Question

The ratio of areas under the curves \(y=sinx \) and \(y=sin2x\) ,from \(x=0\) to  \( x=\frac{\pi}{3}\) is

• A. \(3:2\)
• B. \(2:3\)
• C. \(\sqrt{3}:2\)
• D. \(1:\sqrt{3}\)

Answer 1

The Correct Option is B

To determine the ratio of the areas under the curves \(y=\sin x\) and \(y=\sin 2x\) from \(x=0\) to \(x=\frac{\pi}{3}\), we need to evaluate the definite integrals of these functions over the given interval.

The area under \(y=\sin x\) from \(x=0\) to \(x=\frac{\pi}{3}\) is given by the integral: \[\int_0^{\frac{\pi}{3}}\sin x \, dx\]

The antiderivative of \(\sin x\) is \(-\cos x\), so we have: \[-\cos x \bigg|_0^{\frac{\pi}{3}} = -\cos\left(\frac{\pi}{3}\right) + \cos(0)\]

This evaluates to: \[-\frac{1}{2} + 1 = \frac{1}{2}\]

Now, for the area under \(y=\sin 2x\), the integral is: \[\int_0^{\frac{\pi}{3}} \sin 2x \, dx\]

We use the substitution \(u=2x\), \(du=2\,dx\), hence \(dx=\frac{du}{2}\). The limits of integration change accordingly: when \(x=0\), \(u=0\); and when \(x=\frac{\pi}{3}\), \(u=\frac{2\pi}{3}\). This transforms the integral to: \[\frac{1}{2}\int_0^{\frac{2\pi}{3}} \sin u \, du\]

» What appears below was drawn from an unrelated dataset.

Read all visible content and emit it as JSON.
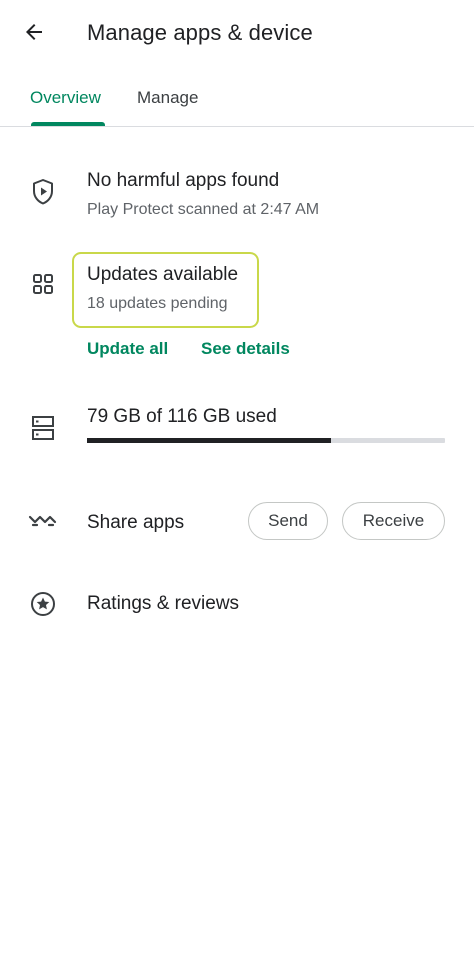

The antiderivative of \(\sin u\) is \(-\cos u\), so: \[-\frac{1}{2}\cos u \bigg|_0^{\frac{2\pi}{3}} = -\frac{1}{2}\left(\cos\left(\frac{2\pi}{3}\right)\right) + \frac{1}{2}\left(\cos(0)\right)\]

Evaluating this gives: \[-\frac{1}{2}\left(-\frac{1}{2}\right) + \frac{1}{2}\cdot1 = \frac{1}{4} + \frac{1}{2} = \frac{3}{4}\]

Thus, the area under each curve is: \(\frac{1}{2}\) for \(y=\sin x\) and \(\frac{3}{4}\) for \(y=\sin 2x\).

The ratio of these areas is \(\frac{1/2}{3/4}=\frac{1}{2}\cdot\frac{4}{3}=\frac{2}{3}\).

Thus, the ratio of the areas is \(2:3\).